ÖZBEKİSTAN ÜZERİNDEN AVRASYA'YI TARTIŞMAK

Tarık ÇELENK 05 Eyl 2016

Tarık ÇELENK
Tüm Yazıları
Kerimov'un vefatı uluslararası siyasette ilgiyi tekrar Orta Asya ve Avrasya üzerine odaklıyor. Kaygılar, Kerimov sonrasına ilişkin.
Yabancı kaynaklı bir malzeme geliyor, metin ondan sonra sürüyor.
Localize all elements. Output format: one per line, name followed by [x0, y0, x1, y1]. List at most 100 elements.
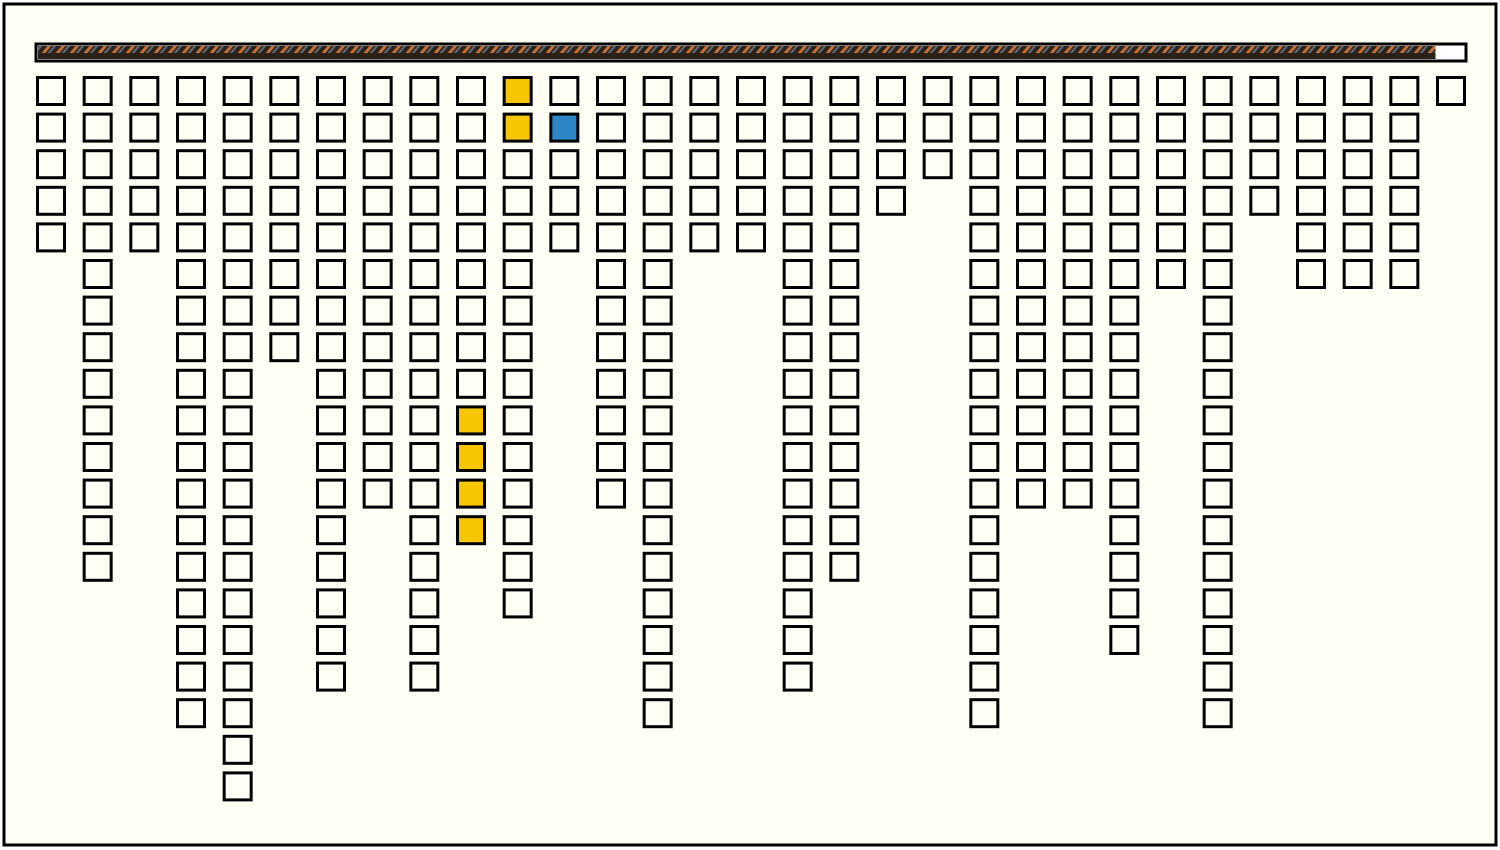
cell: [596, 185, 626, 216]
cell: [316, 515, 346, 546]
cell: [1342, 76, 1373, 106]
cell: [642, 368, 673, 399]
cell: [922, 76, 953, 106]
cell: [409, 551, 440, 582]
cell: [1109, 112, 1140, 143]
cell: [1202, 478, 1233, 509]
cell-column: [922, 76, 953, 180]
cell-column: [456, 76, 486, 546]
cell: [176, 698, 206, 729]
cell: [316, 259, 346, 289]
cell: [129, 112, 160, 143]
cell: [1249, 185, 1280, 216]
cell: [176, 76, 206, 106]
cell: [596, 405, 626, 436]
cell: [1062, 332, 1093, 363]
cell: [269, 222, 300, 253]
cell: [269, 76, 300, 106]
cell: [456, 222, 486, 253]
cell: [876, 112, 906, 143]
cell: [502, 478, 533, 509]
cell: [176, 332, 206, 363]
cell-column: [829, 76, 860, 582]
cell: [502, 222, 533, 253]
cell: [969, 222, 1000, 253]
cell-column: [642, 76, 673, 729]
cell: [1109, 368, 1140, 399]
cell: [316, 185, 346, 216]
cell: [829, 112, 860, 143]
cell: [829, 551, 860, 582]
cell: [689, 76, 720, 106]
cell: [1062, 76, 1093, 106]
cell: [82, 76, 113, 106]
cell: [1342, 259, 1373, 289]
cell: [1156, 149, 1186, 180]
cell: [176, 661, 206, 692]
cell: [82, 259, 113, 289]
cell: [829, 332, 860, 363]
cell: [362, 332, 393, 363]
cell: [409, 368, 440, 399]
cell: [829, 442, 860, 472]
cell: [409, 259, 440, 289]
cell: [596, 259, 626, 289]
cell: [1109, 478, 1140, 509]
cell: [1389, 112, 1420, 143]
cell: [1016, 185, 1046, 216]
cell: [222, 76, 253, 106]
cell: [82, 112, 113, 143]
cell-column: [1389, 76, 1420, 289]
cell: [969, 112, 1000, 143]
cell: [316, 222, 346, 253]
cell: [549, 185, 580, 216]
cell-column: [782, 76, 813, 692]
cell: [1016, 112, 1046, 143]
cell: [736, 222, 766, 253]
cell: [736, 185, 766, 216]
cell: [176, 259, 206, 289]
cell: [502, 295, 533, 326]
cell: [222, 551, 253, 582]
cell: [502, 259, 533, 289]
cell: [1202, 185, 1233, 216]
cell-column: [176, 76, 206, 729]
cell: [689, 185, 720, 216]
cell: [362, 259, 393, 289]
cell: [1389, 185, 1420, 216]
cell: [82, 478, 113, 509]
cell: [36, 112, 66, 143]
cell: [176, 588, 206, 619]
cell: [969, 76, 1000, 106]
cell: [1342, 112, 1373, 143]
cell: [269, 332, 300, 363]
cell-column: [1109, 76, 1140, 655]
cell-column: [129, 76, 160, 253]
cell: [456, 149, 486, 180]
cell: [782, 442, 813, 472]
cell: [316, 588, 346, 619]
cell: [456, 405, 486, 436]
cell: [1202, 368, 1233, 399]
cell: [1109, 295, 1140, 326]
cell: [176, 515, 206, 546]
cell: [456, 478, 486, 509]
cell-column: [596, 76, 626, 509]
cell: [1062, 149, 1093, 180]
cell: [1202, 332, 1233, 363]
cell: [1249, 112, 1280, 143]
cell: [1202, 625, 1233, 655]
cell-grid: [36, 76, 1466, 802]
cell: [36, 76, 66, 106]
progress-fill: [38, 46, 1436, 59]
cell-column: [969, 76, 1000, 729]
cell: [316, 405, 346, 436]
cell: [362, 442, 393, 472]
cell: [129, 222, 160, 253]
cell: [969, 442, 1000, 472]
cell: [782, 661, 813, 692]
cell: [829, 405, 860, 436]
cell: [782, 112, 813, 143]
cell: [596, 112, 626, 143]
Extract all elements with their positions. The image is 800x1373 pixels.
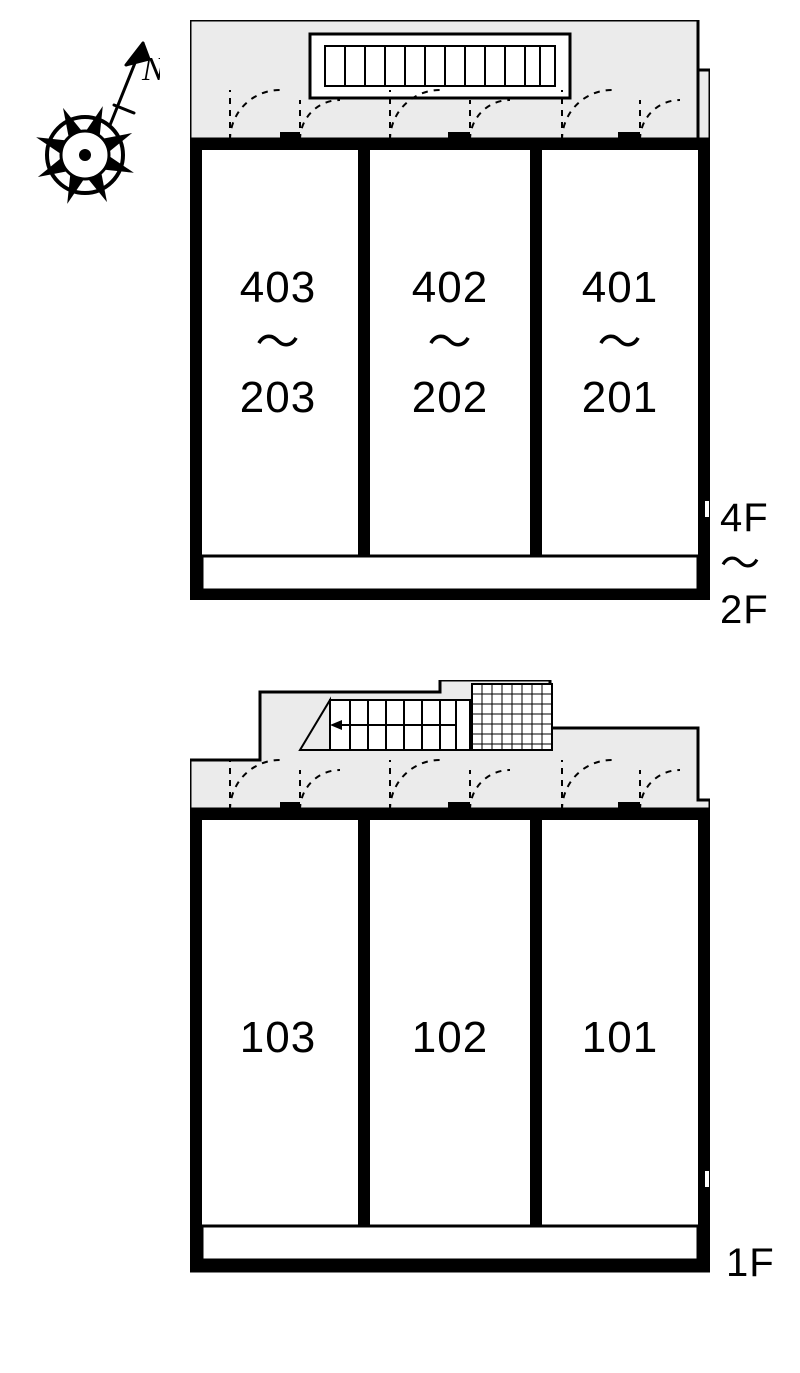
floor-top: 4F [720, 496, 769, 540]
room-top: 401 [582, 263, 658, 312]
lower-floor-plan: 103 102 101 [190, 680, 710, 1280]
upper-room-3-label: 403 〜 203 [208, 260, 348, 425]
upper-floor-label: 4F 〜 2F [720, 495, 769, 633]
lower-room-2-label: 102 [380, 1010, 520, 1065]
floor-plan-canvas: N [0, 0, 800, 1373]
lower-room-1-label: 101 [550, 1010, 690, 1065]
room-bot: 203 [240, 373, 316, 422]
room-top: 403 [240, 263, 316, 312]
floor-bot: 2F [720, 588, 769, 632]
upper-room-2-label: 402 〜 202 [380, 260, 520, 425]
lower-room-3-label: 103 [208, 1010, 348, 1065]
room-sep: 〜 [598, 318, 643, 367]
room-label: 102 [412, 1013, 488, 1062]
room-label: 101 [582, 1013, 658, 1062]
compass-rose: N [30, 25, 160, 215]
room-sep: 〜 [256, 318, 301, 367]
floor-sep: 〜 [720, 542, 761, 586]
floor-label-text: 1F [726, 1241, 775, 1285]
compass-n-label: N [141, 51, 160, 88]
lower-floor-label: 1F [726, 1240, 775, 1286]
room-bot: 201 [582, 373, 658, 422]
room-label: 103 [240, 1013, 316, 1062]
room-bot: 202 [412, 373, 488, 422]
room-sep: 〜 [428, 318, 473, 367]
upper-floor-plan: 403 〜 203 402 〜 202 401 〜 201 [190, 20, 710, 600]
room-top: 402 [412, 263, 488, 312]
upper-room-1-label: 401 〜 201 [550, 260, 690, 425]
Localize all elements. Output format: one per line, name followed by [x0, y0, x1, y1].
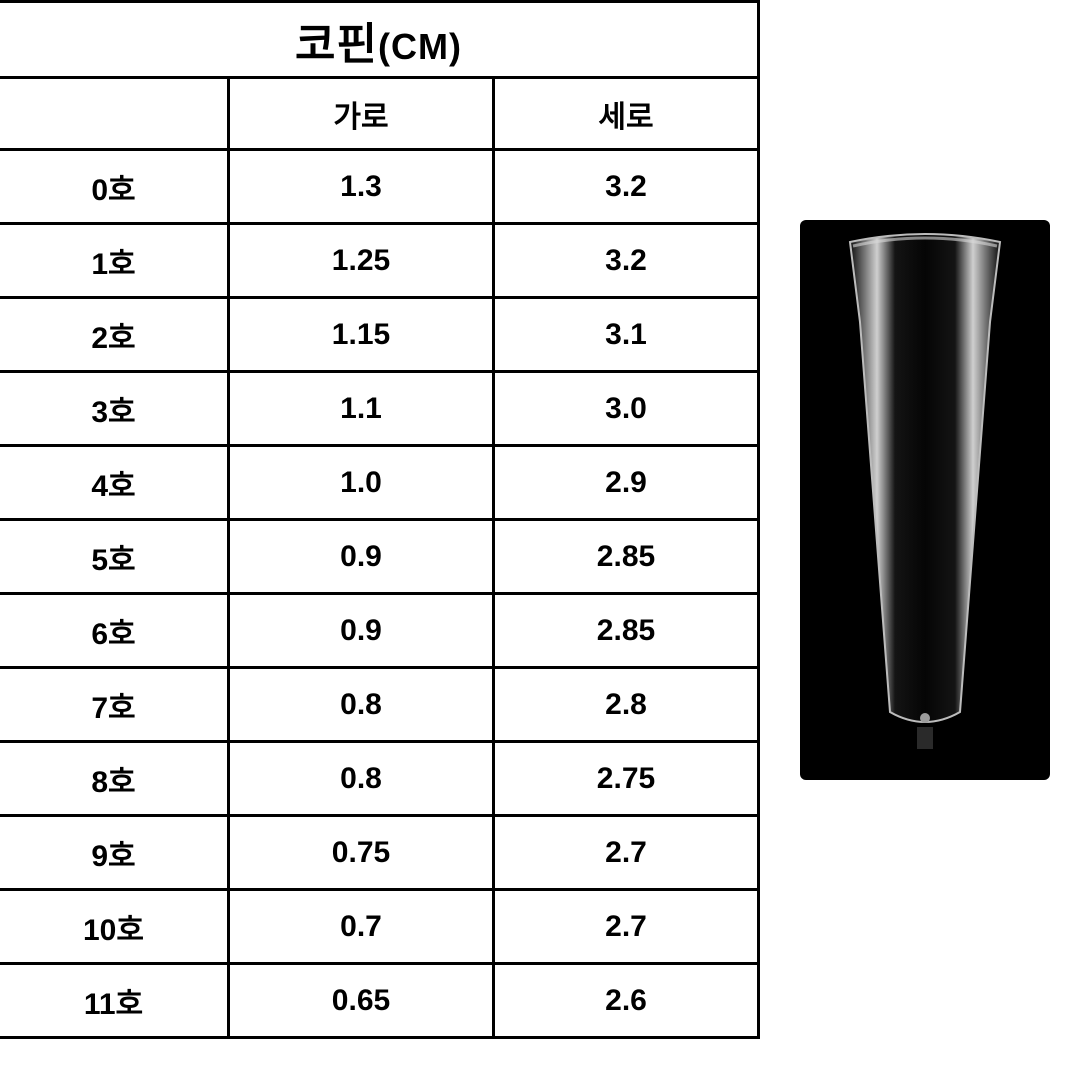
cell-size: 1호: [0, 224, 229, 298]
cell-width: 0.75: [229, 816, 494, 890]
cell-length: 2.8: [494, 668, 759, 742]
table-title-main: 코핀: [295, 20, 378, 69]
cell-length: 2.85: [494, 594, 759, 668]
table-row: 0호 1.3 3.2: [0, 150, 759, 224]
col-size: [0, 78, 229, 150]
cell-size: 2호: [0, 298, 229, 372]
cell-length: 2.7: [494, 890, 759, 964]
cell-length: 2.6: [494, 964, 759, 1038]
cell-size: 10호: [0, 890, 229, 964]
size-table: 코핀(CM) 가로 세로 0호 1.3 3.2 1호 1.25: [0, 0, 760, 1039]
cell-length: 2.75: [494, 742, 759, 816]
cell-width: 0.9: [229, 594, 494, 668]
cell-size: 11호: [0, 964, 229, 1038]
cell-size: 8호: [0, 742, 229, 816]
table-row: 1호 1.25 3.2: [0, 224, 759, 298]
cell-size: 9호: [0, 816, 229, 890]
cell-length: 2.7: [494, 816, 759, 890]
cell-width: 0.8: [229, 742, 494, 816]
cell-width: 1.15: [229, 298, 494, 372]
coffin-nail-icon: [825, 232, 1025, 752]
table-row: 8호 0.8 2.75: [0, 742, 759, 816]
table-title-unit: (CM): [378, 26, 462, 67]
cell-size: 7호: [0, 668, 229, 742]
table-row: 2호 1.15 3.1: [0, 298, 759, 372]
table-row: 11호 0.65 2.6: [0, 964, 759, 1038]
cell-size: 0호: [0, 150, 229, 224]
product-image-area: [760, 0, 1089, 780]
table-title: 코핀(CM): [0, 2, 759, 78]
cell-width: 1.1: [229, 372, 494, 446]
table-row: 7호 0.8 2.8: [0, 668, 759, 742]
col-length: 세로: [494, 78, 759, 150]
cell-width: 0.65: [229, 964, 494, 1038]
cell-length: 2.9: [494, 446, 759, 520]
cell-width: 1.25: [229, 224, 494, 298]
table-row: 3호 1.1 3.0: [0, 372, 759, 446]
table-row: 6호 0.9 2.85: [0, 594, 759, 668]
cell-size: 4호: [0, 446, 229, 520]
table-row: 4호 1.0 2.9: [0, 446, 759, 520]
page-root: 코핀(CM) 가로 세로 0호 1.3 3.2 1호 1.25: [0, 0, 1089, 1089]
product-image-frame: [800, 220, 1050, 780]
cell-width: 0.9: [229, 520, 494, 594]
cell-width: 0.7: [229, 890, 494, 964]
cell-length: 2.85: [494, 520, 759, 594]
table-row: 9호 0.75 2.7: [0, 816, 759, 890]
cell-size: 3호: [0, 372, 229, 446]
cell-width: 1.3: [229, 150, 494, 224]
col-width: 가로: [229, 78, 494, 150]
cell-size: 6호: [0, 594, 229, 668]
cell-width: 0.8: [229, 668, 494, 742]
table-row: 5호 0.9 2.85: [0, 520, 759, 594]
cell-size: 5호: [0, 520, 229, 594]
cell-length: 3.1: [494, 298, 759, 372]
cell-length: 3.0: [494, 372, 759, 446]
table-header-row: 가로 세로: [0, 78, 759, 150]
cell-length: 3.2: [494, 224, 759, 298]
table-body: 0호 1.3 3.2 1호 1.25 3.2 2호 1.15 3.1 3호 1.…: [0, 150, 759, 1038]
table-row: 10호 0.7 2.7: [0, 890, 759, 964]
size-table-container: 코핀(CM) 가로 세로 0호 1.3 3.2 1호 1.25: [0, 0, 760, 1039]
cell-length: 3.2: [494, 150, 759, 224]
cell-width: 1.0: [229, 446, 494, 520]
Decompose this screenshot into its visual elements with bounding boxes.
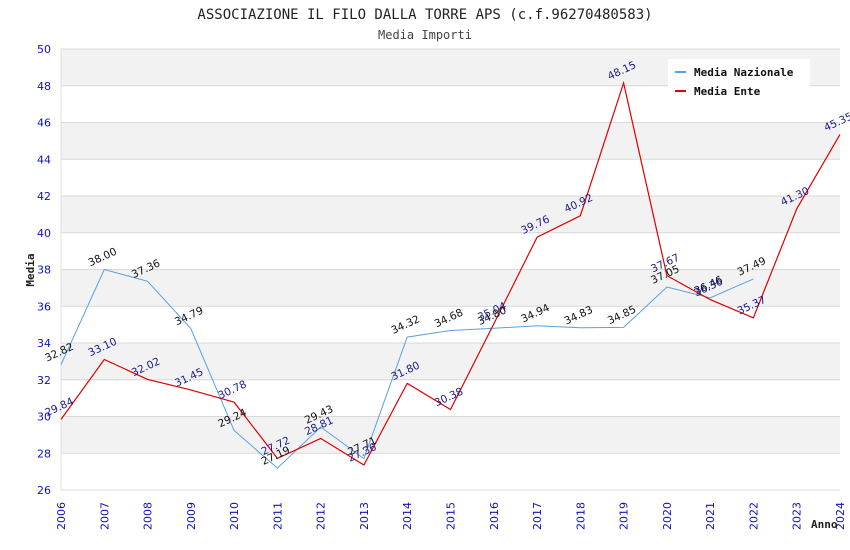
- x-tick-label: 2017: [531, 502, 544, 530]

Kerimov’un vefatı uluslararası siyasette ilgiyi tekrar Orta Asya ve Avrasya üzerine odaklıyor. Kaygılar, Kerimov sonrasına ilişkin. Kaos senaryolarından bahsedenler azda olsa var. Gerekçeleri de, eski dönemde yaşanan iç çatışma kalkışmaları ve mevcut olan kabile-klan asabiyeleri. Başka bir deyişle bunlar arasındaki gerilimlerin her an çatışmaya dönüşebilme riski. Ortadoğu ve Orta Asya’da ki kabile yapılarının ancak sert bir merkezi otorite tarafından bir arada tutulabileceği yaygın bir düşüncedir. Emanuel Todd gibi sosyologların bu konudaki temel argümanı, bireyin otorite ile ilişki kurma biçimleridir. Kabile toplumunda birey kabile üzerinden otoriteyle ilişki kurarken, Anglosaksonlarda direkt veya aile üzerinden kurulabiliyor. Batı’da neden demokrasi olabiliyor, Doğu’da neden olamıyor sorusunun cevabını bu açıklamalarda bulabiliriz.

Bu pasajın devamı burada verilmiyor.